Searched high and low, but could not find any trace of an Immunity Idol so I'm vulnerable at next tribal council.

Searched high and low, but could not find any trace of an Immunity Idol so I’m vulnerable at next tribal council.

1.5km up a fairly gentle incline, I arrive at the first lookout point: The Big Rock, and on the day of my visit, I have the place entirely to myself. Occasionally you’ll encounter groups doing abseilling lessons off the side; and it’s still serene, if your idea of serenity is fresh air, lovely views and constant shrieking….

But I’m all alone, so I duly sit down on The Big Rock, scoff the three cinnamon donuts I’ve brought from a nearby bakery (remember, I HAVE walked a whole 1.5km #justified) and take in the views.

My second favourite Big Rock, (after Dwayne Johnson)

My second favourite Big Rock, (after Dwayne Johnson)

Bella Vista

Bella Vista

From The Big Rock, it’s a slightly scrubbier, pretty forgettable walk for a bit, but about twenty minutes later you arrive at the Turntable carpark for the hour return walk to Flinders Peak.

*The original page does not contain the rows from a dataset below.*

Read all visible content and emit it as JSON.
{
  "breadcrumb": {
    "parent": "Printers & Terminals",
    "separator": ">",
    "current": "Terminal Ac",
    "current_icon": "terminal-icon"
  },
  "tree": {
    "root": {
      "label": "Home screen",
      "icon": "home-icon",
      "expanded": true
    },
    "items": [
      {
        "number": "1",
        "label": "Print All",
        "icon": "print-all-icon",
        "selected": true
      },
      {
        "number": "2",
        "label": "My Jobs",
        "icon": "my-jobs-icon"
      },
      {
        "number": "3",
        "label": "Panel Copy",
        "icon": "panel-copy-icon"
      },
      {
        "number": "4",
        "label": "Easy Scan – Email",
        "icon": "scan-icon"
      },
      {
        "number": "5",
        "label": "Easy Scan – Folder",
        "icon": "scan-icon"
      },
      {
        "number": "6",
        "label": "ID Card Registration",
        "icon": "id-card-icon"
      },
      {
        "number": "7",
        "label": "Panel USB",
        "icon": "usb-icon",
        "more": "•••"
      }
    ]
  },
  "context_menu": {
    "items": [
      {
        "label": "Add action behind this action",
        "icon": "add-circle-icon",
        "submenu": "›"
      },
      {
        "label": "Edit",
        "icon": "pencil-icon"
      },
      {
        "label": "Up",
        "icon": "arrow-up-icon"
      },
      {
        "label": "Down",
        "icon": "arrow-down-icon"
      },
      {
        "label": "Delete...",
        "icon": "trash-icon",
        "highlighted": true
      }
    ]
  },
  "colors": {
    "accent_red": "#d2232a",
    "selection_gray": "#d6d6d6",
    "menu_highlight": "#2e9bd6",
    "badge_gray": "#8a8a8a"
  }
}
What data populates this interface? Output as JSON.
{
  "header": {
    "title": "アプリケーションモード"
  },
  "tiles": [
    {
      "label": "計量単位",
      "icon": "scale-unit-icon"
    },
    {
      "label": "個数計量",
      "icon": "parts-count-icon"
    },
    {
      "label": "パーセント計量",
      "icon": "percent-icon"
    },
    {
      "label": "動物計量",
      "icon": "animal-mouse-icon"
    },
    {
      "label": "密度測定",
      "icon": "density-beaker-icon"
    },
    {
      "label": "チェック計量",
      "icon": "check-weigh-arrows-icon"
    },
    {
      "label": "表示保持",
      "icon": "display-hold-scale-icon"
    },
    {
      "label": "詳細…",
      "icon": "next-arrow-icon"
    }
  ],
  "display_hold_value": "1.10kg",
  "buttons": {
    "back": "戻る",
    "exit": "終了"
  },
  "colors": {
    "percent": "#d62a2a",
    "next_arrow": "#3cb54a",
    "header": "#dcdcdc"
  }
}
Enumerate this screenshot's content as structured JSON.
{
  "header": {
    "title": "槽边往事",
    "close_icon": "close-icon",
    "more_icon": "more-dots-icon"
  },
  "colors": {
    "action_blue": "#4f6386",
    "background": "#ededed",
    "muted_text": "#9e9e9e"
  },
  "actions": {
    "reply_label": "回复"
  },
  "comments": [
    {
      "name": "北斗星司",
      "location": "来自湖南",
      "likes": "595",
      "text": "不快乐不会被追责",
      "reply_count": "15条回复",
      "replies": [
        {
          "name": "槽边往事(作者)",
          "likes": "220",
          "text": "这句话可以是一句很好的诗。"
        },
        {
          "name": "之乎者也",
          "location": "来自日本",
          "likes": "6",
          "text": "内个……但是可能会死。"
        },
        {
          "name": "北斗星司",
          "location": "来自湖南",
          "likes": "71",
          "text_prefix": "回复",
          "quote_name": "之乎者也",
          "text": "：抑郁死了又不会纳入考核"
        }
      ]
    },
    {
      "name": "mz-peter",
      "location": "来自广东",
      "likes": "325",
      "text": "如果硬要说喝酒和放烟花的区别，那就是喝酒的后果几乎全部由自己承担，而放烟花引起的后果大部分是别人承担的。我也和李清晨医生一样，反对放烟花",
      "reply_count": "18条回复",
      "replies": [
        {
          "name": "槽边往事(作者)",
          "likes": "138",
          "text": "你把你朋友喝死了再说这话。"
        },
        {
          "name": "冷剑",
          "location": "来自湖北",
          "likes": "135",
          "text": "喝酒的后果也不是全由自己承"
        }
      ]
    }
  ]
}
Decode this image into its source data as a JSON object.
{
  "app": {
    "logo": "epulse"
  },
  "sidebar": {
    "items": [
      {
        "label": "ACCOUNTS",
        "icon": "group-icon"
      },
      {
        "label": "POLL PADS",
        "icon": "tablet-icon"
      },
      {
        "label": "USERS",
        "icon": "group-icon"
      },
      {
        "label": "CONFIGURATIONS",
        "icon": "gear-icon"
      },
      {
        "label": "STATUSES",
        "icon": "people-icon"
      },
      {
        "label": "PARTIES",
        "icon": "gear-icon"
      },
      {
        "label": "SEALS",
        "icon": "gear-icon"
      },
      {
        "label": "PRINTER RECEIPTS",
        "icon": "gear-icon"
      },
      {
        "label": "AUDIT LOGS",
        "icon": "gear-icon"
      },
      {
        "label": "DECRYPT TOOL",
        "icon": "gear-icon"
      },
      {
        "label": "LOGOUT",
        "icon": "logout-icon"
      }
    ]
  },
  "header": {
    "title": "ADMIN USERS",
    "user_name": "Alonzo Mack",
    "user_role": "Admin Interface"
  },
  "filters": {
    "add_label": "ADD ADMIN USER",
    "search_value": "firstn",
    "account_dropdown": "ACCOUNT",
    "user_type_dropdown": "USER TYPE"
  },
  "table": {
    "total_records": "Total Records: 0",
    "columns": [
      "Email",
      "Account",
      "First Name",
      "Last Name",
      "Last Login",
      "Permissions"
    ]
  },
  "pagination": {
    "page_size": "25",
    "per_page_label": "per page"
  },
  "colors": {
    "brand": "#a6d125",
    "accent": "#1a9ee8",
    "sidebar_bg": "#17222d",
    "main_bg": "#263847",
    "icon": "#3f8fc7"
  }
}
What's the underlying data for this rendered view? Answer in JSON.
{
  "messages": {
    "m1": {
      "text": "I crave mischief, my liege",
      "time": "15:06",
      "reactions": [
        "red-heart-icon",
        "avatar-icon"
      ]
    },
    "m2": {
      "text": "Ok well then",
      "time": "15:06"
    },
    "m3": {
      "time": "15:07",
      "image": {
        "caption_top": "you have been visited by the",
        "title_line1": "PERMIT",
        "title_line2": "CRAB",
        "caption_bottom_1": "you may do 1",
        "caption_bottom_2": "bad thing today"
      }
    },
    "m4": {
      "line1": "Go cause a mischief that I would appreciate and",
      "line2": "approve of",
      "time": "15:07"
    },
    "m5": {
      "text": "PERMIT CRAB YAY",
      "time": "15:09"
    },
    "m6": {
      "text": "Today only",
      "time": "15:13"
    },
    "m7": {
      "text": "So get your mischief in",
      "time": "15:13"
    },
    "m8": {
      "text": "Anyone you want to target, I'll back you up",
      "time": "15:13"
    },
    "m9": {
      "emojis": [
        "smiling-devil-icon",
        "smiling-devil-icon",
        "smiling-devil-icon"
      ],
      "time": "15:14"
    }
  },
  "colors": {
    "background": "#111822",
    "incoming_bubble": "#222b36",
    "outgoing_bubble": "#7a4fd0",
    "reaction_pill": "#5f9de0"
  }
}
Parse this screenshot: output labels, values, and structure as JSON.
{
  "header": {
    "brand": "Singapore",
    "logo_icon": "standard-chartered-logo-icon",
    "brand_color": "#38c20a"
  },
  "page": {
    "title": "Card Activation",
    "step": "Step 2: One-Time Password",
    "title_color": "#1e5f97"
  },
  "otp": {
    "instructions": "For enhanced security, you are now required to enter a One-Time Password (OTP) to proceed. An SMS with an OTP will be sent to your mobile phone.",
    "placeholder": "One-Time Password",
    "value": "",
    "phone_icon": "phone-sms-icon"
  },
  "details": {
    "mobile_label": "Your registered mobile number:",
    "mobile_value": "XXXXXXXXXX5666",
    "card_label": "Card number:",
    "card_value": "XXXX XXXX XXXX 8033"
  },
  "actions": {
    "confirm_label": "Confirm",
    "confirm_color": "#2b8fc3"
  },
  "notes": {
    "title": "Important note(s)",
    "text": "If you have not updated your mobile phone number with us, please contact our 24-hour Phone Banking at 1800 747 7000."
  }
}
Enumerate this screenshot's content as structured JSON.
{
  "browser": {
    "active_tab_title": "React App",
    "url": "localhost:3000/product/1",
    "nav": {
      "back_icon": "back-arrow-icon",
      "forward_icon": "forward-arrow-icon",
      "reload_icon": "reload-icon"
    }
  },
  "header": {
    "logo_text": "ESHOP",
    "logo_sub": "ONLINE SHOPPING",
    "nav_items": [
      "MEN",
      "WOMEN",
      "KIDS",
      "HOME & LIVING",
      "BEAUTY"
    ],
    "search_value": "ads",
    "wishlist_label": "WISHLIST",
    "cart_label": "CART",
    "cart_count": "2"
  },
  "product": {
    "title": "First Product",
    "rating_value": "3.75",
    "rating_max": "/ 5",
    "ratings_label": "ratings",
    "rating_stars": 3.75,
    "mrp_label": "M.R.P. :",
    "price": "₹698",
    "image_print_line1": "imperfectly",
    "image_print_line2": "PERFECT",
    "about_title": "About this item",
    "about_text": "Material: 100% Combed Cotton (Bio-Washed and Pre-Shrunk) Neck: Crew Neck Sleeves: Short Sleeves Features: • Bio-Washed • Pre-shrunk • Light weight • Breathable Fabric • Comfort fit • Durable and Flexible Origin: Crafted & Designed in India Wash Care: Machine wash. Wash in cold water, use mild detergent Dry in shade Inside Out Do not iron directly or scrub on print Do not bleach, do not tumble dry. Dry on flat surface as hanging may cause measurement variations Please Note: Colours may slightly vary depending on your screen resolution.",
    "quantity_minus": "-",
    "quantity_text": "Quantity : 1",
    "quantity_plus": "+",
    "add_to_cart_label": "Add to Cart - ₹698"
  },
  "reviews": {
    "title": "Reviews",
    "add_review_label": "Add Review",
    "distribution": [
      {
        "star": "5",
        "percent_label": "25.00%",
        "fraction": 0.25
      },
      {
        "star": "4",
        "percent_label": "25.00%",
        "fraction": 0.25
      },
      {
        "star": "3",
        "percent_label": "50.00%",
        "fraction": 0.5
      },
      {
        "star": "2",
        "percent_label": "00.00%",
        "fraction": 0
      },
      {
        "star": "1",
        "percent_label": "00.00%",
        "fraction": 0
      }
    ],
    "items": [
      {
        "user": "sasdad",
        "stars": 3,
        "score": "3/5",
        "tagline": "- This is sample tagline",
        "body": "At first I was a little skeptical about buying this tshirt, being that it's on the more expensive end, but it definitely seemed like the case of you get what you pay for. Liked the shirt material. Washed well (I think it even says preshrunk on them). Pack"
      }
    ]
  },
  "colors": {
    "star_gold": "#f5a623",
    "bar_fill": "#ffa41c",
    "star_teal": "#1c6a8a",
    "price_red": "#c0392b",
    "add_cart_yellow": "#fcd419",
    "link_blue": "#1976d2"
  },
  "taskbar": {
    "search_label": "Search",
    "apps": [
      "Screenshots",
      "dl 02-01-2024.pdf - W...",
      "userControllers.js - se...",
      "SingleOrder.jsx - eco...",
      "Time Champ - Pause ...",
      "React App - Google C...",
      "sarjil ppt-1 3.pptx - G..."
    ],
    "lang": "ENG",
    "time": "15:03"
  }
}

And we’re back in picturesque territory once again.

Could only be lovelier if there was a stair lifter that magically transported you to the peak.

Could only be lovelier if there was a stair lifter that magically transported you to the peak.

One of the excellent things about the Flinders Peak climb is that it’s steep in parts, but you’re rewarded with lovely views around most bends, so you have an alibi, if you like, to pause and appreciate it. People will never know whether you’re desperately unfit, or just being super mindful and reflective.

I'm not gasping for breath, just finding the view breathtaking. THERE'S A DIFFERENCE

I’m not gasping for breath, just finding the view breathtaking. THERE’S A DIFFERENCE

And when you get to the top, you’re afforded a full 360 degree landscape.

The West for the win.

The West for the win.

Sadly, does not point you to nearest scone facilities.

Sadly, does not point you to nearest scone facilities.

The You Yangs are a little under the radar gem and well worth a visit if you have a couple of hours to spare (and, like I do at the moment, some hiking boots you are trying to break in). As always though Jarrod, I’m going to throw it over to you – You Yangs Regional Park, Jarrod, would you go there?

Alfie: an altitude Selfie.

Alfie: an altitude Selfie.

1 Comment

  • Tezz says:

    So fit, Meg!
    Never cease to amaze me with what you achieve.
    The challenge of the Great Wall of China still awaits you.